U.S. tornado activity below normal in 2014

Pattern can change quickly, so remain prepared
Date Posted: December 31, 2014
2014 tornadoes
 

Fewer tornadoes than usual occurred in the United States in 2014, making this third year in a row with below-average numbers, according to NOAA’s Storm Prediction Center.

With about 800 tornadoes through November, the preliminary 2014 count (pending final numbers for December) will be about 200 tornadoes shy of the 50 year average number of 1,000 tornadoes. This is the lowest preliminary count since 682 tornadoes occurred from January through November in 1982 and the third year in a row with fewer than 900 tornadoes.

During the past 50 years the U.S. has experienced periods of three to five consecutive years with below normal tornadoes. The most recent of these was from 1985 to 1989. However, determining patterns in the long-term record is made difficult by changes in tornado observing and reporting practices, said Greg Carbin, SPC warning coordination meteorologist.

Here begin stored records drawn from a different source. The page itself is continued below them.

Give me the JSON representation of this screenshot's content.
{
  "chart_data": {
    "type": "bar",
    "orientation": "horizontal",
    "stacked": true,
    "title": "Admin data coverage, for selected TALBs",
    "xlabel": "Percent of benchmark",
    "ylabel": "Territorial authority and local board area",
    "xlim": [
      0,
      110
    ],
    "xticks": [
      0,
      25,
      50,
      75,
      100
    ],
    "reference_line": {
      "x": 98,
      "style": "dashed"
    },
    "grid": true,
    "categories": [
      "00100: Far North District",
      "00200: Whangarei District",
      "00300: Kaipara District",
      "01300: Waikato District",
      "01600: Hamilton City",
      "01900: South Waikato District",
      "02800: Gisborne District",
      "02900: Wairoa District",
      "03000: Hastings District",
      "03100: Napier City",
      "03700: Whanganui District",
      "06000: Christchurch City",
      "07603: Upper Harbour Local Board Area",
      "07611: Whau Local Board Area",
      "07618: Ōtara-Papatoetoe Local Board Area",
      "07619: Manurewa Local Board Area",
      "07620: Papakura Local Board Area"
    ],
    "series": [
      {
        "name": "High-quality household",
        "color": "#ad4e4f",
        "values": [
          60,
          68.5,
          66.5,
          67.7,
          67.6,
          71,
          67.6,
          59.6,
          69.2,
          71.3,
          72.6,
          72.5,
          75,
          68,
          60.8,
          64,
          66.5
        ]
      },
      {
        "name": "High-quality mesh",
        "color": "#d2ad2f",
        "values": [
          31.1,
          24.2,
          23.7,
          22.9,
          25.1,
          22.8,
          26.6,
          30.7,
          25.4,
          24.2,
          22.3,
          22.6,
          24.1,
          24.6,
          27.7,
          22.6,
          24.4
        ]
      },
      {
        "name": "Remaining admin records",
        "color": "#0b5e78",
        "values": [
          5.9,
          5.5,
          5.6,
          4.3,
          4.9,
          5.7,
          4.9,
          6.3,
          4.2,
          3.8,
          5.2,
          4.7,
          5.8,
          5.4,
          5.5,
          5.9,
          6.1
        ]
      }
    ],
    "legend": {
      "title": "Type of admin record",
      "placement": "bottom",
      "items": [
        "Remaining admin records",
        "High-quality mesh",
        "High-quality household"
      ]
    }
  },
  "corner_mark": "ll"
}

The causes for recent tornado deficits are not entirely clear, Carbin said. Heat and drought may have curtailed tornado activity after an active period in early March in 2012. Cooler-than-normal conditions in early spring of 2013 and 2014 limited more widespread thunderstorm development, a crucial ingredient needed for tornadoes.

The deadliest and largest tornado outbreak of 2014 occurred April 27-28, when 34 people died after a total of 70 tornadoes struck the Southeast, including an EF-4 tornado that struck Vilonia, Arkansas.

Weather patterns vary significantly from year to year and season to season and it’s, therefore, uncertain if the low tornado numbers will continue into 2015.

“The conditions necessary for a tornado outbreak can come together in a matter of days,” Carbin said. “The pattern can change quickly and it is best to remain prepared, especially as spring approaches.”